Può essere infatti che un’idonea e accurata politica da una parte non assicuri un’altrettanto idonea esposizione dall’altra.
Ciò è chiaro se pensiamo alle diverse aspettative delle Autorità fiscali delle Entrate e delle Dogane, dove per le Entrate il costo sostenuto dal compratore deve essere ragionevolmente basso, per evitare il trasferimento di utili in Paesi a fiscalità agevolata e non incidere negativamente sulla determinazione della base imponibile ai fini delle imposte dirette. Per le Dogane, invece, il valore doganale deve essere ragionevolmente alto per poter determinare una più ampia base imponibile cui applicare l’aliquota daziaria di riferimento.
Lo stato dell’arte: il Codice Doganale dell’Unione
Nel sistema del Reg. UE 952/2013, in vigore dal 1° maggio 2016 e che ha abrogato il codice doganale comunitario Regolamento (CEE) n. 2913/92, il criterio primario per la determinazione del valore in dogana delle merci importate è rimasto, in completa armonia con il GATT WTO, il valore di transazione, inteso ex art. 70 CDU “il prezzo effettivamente pagato o da pagare per le merci quando sono vendute per l’esportazione verso il territorio doganale dell’Unione, eventualmente adeguato.”
Nel caso di vendite consecutive, il riferimento al valore di transazione è “…sulla base della vendita avvenuta immediatamente prima che le merci venissero introdotte” nel territorio doganale (art.128 Reg. 2447/2015), con disposizioni specifiche per i casi di merci in regime sospensivo dal pagamento di diritti doganali.
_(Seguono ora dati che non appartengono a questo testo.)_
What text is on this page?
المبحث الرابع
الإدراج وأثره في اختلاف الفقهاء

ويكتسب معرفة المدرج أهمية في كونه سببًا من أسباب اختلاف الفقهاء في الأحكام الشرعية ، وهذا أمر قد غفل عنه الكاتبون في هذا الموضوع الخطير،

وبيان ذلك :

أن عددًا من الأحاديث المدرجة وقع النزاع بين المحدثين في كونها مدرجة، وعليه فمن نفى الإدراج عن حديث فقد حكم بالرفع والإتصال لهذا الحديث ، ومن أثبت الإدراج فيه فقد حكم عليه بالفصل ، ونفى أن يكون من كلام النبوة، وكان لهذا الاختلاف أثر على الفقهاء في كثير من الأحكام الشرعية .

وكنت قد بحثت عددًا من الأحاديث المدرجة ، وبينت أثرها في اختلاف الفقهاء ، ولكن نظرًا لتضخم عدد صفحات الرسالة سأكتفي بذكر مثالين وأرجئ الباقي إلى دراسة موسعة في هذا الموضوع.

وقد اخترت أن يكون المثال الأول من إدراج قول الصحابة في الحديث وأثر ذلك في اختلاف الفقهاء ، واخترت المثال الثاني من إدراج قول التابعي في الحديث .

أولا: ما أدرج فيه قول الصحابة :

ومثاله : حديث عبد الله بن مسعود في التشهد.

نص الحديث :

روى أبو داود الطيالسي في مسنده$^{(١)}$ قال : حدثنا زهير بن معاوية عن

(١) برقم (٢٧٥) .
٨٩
Una delle novità rilevanti del Codice è l’inclusione negli elementi da addizionare al valore dei diritti di licenza (art. 71, par. 1, lett c) CDU), “relativi alle merci da valutare che il compratore, direttamente o indirettamente, è tenuto a pagare come condizione per la vendita delle merci da valutare, nella misura in cui detti corrispettivi e diritti di licenza non siano stati inclusi nel prezzo effettivamente pagato o da pagare”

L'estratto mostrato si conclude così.